Lubna Jaffery desabafa sobre a morte da mãe: "A esperança no Oscar me atingiu fundo"
Faltam apenas alguns dias para a noite mais glamourosa do cinema em Hollywood, e aqui na Noruega a expectativa é grande. Joachim Trier, Renate Reinsve e Inga Ibsdotter Lilleaas estão prontos para representar o país no tapete vermelho com "A Pior Pessoa do Mundo". Mas não é apenas a indústria cinematográfica que está com as emoções à flor da pele. A ministra da Cultura, Lubna Jaffery, admite que a corrida pelo Oscar deste ano tem um significado muito especial e pessoal para ela.
Uma perda que deixa marcas
Há alguns anos, Lubna Jaffery perdeu sua mãe. Em entrevistas anteriores, ela sempre falou abertamente sobre o forte vínculo que as unia e como sua mãe a incentivava a seguir seus próprios caminhos. Agora, em meio à febre do Oscar, essas memórias vêm à tona com toda a força.
– É incrível como a arte pode tocar nosso coração quando menos esperamos. Eu assisti "A Pior Pessoa do Mundo" com a minha mãe quando estreou no cinema, conta Jaffery em uma entrevista.
Ela descreve a cena em que a protagonista Julie perde uma pessoa querida como algo quase insuportavelmente forte de rever depois do ocorrido.
– Minha mãe amava cinema e boas histórias. Ela adoraria ver essa equipe norueguesa brilhando em Los Angeles. Por isso, essa esperança em torno do Oscar soa quase como um eco da fé que ela tinha em mim – e na cultura norueguesa, diz Jaffery, visivelmente emocionada.
Irmandade e alegrias do dia a dia
Enquanto o espírito da mãe paira sobre o gabinete ministerial, há outro homem em sua vida que garante que seu astral continue alto: seu irmão mais novo. Nas redes sociais, ele tem divertido os seguidores ultimamente com suas brincadeiras "irritantes" – seja roubando o último pedaço de chocolate ou aparecendo sem avisar em seu escritório com um café.

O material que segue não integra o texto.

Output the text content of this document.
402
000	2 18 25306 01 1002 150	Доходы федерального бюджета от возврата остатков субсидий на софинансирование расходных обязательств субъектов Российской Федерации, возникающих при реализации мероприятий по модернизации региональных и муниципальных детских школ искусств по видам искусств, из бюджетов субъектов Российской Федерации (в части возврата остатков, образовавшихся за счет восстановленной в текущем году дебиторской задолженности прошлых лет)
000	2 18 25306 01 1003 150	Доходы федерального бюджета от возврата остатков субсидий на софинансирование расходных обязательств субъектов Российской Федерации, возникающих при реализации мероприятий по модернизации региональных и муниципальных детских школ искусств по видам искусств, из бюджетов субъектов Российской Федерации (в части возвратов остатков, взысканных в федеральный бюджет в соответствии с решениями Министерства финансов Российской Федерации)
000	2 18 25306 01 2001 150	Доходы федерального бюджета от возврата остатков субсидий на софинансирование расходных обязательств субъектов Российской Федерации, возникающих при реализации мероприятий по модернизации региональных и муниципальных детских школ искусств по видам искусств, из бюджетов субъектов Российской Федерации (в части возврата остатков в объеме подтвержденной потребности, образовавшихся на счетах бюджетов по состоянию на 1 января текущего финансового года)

- "Irmãozinho doce" – como ela carinhosamente o chama – virou uma pequena sensação nos comentários.
- "Irritante, mas indispensável", escreveu Jaffery recentemente em uma postagem nas redes sociais, recebendo milhares de curtidas.
- Muitos a elogiam por mostrar um lado informal e acolhedor da política em meio a uma agenda tão agitada.
– Ele é meu irmão, e é como a maioria dos irmãos mais novos: um pouco chato, mas sempre presente quando importa. É bom ter alguém com quem rir quando o mundo fica sério demais, diz ela com um sorriso.
O papel da ministra da Cultura no cinema norueguês
Além das histórias pessoais, Lubna Jaffery é também a principal voz política cultural da Noruega. Ela deixou claro seu desejo de fortalecer a produção cinematográfica norueguesa e vê a indicação ao Oscar como uma prova de que as histórias norueguesas estão alcançando o mundo.
– Não é apenas uma conquista para o Joachim, a Renate e a Inga. É uma vitória para toda a comunidade cinematográfica norueguesa, para todos que trabalham nos bastidores e para o público que finalmente se vê representado nas telonas, afirma.
Ela destaca que filmes como "A Pior Pessoa do Mundo" colocam a Noruega no mapa e abrem portas para novos talentos.
Uma jornada pessoal e política
Para Lubna Jaffery, o caminho desde o cuidado de sua mãe até o cargo de ministra foi longo, mas sempre guiado pelo mesmo impulso: criar algo significativo. Quando ela acompanhar a cerimônia do Oscar em casa, seu coração baterá forte tanto pela sua área de atuação quanto por aqueles que perdeu ao longo do caminho.
– Sei que minha mãe estaria colada na televisão, assim como eu. E sei que ela estaria torcendo por todos os participantes noruegueses. E é o que eu faço também – por ela, e por todos nós que amamos a cultura norueguesa, conclui.